Protecting Your Home Away From Home
If you’re investing in a second home, we’ve gathered some insurance basics that will help you make the best buying decision when it comes to determining insurability and estimating your ongoing cost of ownership.
Dwelling Fire Insurance
Since most homeowner policies require occupancy as a condition of insurance, the fact that you visit infrequently may preclude you from obtaining full homeowners coverage. Dwelling fire insurance is an alternate coverage option utilized in insuring residential rental or non-owner occupancy property, including vacant property. A dwelling fire policy continues to offer coverage for a home and other structures (e.g., detached sheds or garages) for perils named in the policy. Named perils listed in a typical dwelling fire policy protect against damage caused by fire, collapse, lightning, wind, hail, explosion and smoke. For more coverage, consider adding personal property protection.

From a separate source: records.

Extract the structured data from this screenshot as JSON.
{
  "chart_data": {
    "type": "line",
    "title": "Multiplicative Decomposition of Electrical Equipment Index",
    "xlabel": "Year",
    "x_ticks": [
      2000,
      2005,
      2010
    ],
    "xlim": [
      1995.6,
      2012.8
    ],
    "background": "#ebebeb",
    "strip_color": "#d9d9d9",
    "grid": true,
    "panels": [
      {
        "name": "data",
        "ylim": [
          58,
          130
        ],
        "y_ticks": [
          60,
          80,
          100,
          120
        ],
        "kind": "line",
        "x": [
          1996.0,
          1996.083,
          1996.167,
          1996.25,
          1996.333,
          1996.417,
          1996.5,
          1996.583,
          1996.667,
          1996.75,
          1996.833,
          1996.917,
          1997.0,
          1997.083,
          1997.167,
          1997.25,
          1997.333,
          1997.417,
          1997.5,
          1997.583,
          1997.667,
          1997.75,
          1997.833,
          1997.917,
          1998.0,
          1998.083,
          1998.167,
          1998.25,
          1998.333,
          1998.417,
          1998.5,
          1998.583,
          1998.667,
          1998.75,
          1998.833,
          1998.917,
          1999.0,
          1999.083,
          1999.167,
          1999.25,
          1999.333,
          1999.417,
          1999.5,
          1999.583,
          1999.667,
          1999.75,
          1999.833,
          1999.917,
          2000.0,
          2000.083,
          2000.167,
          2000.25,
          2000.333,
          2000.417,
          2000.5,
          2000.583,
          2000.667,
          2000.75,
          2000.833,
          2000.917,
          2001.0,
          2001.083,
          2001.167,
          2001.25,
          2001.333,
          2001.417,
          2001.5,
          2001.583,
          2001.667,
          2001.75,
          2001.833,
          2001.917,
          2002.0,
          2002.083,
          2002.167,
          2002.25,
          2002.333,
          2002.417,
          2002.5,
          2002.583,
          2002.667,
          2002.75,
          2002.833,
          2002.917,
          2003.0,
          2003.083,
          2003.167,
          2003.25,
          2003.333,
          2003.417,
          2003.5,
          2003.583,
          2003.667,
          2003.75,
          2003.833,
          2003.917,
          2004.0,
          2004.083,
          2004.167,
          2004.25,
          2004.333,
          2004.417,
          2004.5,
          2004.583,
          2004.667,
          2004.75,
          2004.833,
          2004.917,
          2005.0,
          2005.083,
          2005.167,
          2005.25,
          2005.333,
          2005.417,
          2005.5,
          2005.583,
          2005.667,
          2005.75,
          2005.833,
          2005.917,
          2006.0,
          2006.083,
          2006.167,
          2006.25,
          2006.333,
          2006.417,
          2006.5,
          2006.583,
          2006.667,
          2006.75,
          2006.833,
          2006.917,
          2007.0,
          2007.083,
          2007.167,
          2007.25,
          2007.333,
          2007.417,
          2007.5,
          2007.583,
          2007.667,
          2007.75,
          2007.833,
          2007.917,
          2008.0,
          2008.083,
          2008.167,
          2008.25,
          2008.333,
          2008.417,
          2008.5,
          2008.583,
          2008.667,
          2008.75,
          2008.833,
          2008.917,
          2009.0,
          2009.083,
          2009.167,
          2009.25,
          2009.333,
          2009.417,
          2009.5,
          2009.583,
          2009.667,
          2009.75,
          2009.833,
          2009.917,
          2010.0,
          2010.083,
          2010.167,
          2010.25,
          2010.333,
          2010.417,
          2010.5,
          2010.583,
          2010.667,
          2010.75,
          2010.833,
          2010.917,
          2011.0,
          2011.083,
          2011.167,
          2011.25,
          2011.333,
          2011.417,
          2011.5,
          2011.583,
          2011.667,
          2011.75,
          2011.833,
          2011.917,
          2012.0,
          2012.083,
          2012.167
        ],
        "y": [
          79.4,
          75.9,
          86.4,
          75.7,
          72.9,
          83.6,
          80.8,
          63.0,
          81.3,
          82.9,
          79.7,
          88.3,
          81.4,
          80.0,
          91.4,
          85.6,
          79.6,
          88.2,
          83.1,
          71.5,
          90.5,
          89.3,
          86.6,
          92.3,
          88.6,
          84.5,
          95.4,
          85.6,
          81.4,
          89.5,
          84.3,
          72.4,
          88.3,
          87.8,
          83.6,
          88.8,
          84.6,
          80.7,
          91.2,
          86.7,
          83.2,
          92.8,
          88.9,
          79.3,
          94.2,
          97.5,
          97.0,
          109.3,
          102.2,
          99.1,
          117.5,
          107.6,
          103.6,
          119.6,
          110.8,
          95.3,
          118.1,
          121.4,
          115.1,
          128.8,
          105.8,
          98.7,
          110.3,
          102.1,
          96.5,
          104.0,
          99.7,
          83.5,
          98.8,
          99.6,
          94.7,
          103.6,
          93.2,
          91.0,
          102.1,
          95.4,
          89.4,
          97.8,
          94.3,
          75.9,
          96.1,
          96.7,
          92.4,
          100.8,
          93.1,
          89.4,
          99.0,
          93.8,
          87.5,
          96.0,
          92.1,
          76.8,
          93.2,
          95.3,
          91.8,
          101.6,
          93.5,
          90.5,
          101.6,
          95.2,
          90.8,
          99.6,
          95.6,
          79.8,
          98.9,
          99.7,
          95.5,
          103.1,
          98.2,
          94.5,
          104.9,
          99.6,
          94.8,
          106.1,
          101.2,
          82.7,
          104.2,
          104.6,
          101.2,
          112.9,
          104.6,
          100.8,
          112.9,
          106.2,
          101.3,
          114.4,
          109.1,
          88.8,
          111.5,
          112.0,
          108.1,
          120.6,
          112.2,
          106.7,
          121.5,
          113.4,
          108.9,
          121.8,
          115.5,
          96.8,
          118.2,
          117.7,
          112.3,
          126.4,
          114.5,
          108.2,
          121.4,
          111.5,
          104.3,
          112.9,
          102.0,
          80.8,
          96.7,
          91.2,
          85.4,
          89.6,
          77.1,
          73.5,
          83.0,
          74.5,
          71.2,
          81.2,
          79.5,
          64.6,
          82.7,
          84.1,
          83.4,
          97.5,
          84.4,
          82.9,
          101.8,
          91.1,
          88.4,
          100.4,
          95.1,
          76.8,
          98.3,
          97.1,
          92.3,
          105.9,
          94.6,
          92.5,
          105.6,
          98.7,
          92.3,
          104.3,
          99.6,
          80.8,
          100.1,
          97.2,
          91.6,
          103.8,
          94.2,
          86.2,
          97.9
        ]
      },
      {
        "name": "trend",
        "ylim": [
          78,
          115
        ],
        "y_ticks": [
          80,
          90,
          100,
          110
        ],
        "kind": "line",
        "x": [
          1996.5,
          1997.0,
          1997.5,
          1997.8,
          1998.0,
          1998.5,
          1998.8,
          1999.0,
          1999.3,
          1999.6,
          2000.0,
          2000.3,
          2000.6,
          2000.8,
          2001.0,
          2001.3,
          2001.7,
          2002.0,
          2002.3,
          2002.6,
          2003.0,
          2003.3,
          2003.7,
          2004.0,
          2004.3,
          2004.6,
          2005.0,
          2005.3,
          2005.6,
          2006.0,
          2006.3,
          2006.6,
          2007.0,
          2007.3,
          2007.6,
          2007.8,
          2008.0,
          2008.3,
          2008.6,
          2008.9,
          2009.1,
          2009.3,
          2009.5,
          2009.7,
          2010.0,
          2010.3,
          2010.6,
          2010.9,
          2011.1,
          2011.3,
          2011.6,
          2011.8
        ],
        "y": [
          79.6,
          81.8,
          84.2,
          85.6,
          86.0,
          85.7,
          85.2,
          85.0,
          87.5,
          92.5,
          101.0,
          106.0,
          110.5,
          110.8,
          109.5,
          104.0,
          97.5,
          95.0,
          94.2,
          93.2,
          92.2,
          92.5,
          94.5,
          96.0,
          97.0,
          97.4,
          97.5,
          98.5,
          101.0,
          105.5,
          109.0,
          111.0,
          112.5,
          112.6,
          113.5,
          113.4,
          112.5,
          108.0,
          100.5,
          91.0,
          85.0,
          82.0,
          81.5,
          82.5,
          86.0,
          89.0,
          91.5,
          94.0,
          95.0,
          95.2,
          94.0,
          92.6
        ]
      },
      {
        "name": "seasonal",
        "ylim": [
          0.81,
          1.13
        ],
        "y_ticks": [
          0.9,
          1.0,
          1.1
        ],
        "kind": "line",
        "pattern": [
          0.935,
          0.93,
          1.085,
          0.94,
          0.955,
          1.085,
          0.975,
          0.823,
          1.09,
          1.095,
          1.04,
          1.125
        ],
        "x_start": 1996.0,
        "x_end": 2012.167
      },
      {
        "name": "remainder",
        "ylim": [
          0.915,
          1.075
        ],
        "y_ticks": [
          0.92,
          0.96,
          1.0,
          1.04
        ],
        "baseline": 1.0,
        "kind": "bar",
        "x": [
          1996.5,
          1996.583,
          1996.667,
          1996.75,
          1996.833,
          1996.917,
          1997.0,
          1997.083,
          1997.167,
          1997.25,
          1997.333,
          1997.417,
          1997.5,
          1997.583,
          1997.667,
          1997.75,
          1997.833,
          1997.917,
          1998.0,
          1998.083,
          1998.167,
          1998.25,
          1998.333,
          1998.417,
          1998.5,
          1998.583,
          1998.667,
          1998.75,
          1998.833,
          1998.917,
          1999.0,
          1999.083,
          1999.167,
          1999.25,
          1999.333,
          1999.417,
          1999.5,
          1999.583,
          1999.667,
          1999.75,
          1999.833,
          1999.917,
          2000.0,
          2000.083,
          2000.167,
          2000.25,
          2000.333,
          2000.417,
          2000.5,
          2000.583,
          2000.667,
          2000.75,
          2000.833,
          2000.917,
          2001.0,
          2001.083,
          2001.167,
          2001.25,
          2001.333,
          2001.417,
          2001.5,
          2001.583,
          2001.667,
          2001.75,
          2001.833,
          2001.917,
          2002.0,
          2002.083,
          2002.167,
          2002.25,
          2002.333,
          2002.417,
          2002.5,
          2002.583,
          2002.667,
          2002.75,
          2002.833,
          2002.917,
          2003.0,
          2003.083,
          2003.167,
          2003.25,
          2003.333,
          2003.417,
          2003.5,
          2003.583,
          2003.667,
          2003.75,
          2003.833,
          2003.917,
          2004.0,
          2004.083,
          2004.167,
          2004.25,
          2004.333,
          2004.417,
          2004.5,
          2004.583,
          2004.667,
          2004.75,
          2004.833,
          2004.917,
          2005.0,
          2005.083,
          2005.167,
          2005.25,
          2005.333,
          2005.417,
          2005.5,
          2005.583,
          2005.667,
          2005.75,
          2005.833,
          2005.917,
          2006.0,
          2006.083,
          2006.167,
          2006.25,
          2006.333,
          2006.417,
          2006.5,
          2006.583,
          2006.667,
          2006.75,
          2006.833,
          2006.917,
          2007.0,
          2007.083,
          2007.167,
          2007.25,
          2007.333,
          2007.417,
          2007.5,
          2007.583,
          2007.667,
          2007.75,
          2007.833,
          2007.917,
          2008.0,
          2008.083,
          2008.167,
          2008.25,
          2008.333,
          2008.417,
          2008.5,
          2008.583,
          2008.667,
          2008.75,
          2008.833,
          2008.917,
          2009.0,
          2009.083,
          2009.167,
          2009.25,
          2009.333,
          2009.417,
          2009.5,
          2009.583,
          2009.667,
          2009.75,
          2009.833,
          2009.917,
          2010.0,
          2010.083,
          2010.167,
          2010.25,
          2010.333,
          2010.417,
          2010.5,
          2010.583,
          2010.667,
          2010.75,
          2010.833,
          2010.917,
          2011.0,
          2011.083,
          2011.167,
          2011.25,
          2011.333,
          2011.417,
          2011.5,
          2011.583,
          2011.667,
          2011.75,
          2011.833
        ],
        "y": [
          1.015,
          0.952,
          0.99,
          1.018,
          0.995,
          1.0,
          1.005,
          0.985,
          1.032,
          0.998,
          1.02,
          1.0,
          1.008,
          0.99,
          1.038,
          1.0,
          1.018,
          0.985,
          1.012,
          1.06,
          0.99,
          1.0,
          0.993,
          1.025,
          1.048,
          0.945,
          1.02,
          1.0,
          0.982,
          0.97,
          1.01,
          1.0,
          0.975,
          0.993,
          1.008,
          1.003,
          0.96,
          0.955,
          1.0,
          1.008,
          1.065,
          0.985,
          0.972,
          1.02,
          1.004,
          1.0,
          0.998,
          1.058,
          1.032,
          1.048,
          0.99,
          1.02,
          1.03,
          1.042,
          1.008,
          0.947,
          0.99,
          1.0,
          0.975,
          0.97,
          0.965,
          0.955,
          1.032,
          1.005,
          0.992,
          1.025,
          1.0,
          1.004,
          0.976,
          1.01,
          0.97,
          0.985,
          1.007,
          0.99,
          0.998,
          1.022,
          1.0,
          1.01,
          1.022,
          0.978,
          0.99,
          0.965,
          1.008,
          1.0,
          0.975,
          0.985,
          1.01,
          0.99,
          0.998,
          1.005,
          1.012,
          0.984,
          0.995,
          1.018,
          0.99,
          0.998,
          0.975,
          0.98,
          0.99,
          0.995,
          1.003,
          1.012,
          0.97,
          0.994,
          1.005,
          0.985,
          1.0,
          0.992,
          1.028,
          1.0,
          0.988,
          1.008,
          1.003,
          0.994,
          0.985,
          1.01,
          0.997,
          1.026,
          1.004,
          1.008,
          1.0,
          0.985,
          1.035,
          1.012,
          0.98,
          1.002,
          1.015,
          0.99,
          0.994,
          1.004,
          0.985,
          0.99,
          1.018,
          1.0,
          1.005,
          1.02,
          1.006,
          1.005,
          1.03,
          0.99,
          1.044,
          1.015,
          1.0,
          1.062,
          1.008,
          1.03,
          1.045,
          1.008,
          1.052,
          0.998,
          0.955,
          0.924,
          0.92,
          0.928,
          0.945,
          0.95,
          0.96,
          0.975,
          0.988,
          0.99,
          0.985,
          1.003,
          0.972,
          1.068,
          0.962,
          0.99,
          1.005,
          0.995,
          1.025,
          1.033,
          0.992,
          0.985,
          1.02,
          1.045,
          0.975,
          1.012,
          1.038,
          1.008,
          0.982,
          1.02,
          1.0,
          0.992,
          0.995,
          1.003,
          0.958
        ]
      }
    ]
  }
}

Renting Out Your Home to Others?
Whether your second property is an apartment unit or a family home, if you’re renting the property, you will have little control over the physical damage that can occur in or on it. To mitigate your risks, tenant-occupied dwelling insurance will cover the costs incurred by damage, including fire, storms, burglary and vandalism. However, it doesn’t cover your tenant’s personal property. Renting your property furnished or unfurnished also has insurance coverage implications. If you are renting your property furnished, make sure to let us know. We can advise you on the best coverage options and whether you need to consider requiring longer-term tenants to carry additional renters insurance. As with all homeowners insurance, it’s important to be sure that there is enough coverage to protect all of your property values and assets when purchasing coverage.
At a minimum, your lender will require that you carry hazard insurance to protect your property against damage from theft, fire, flooding and windstorms. It’s also a good idea to add liability insurance—which covers you and members of your household for accidental injuries to your visitors. For an extra layer of protection, a personal umbrella liability policy extends your liability coverage for properties named in the policy.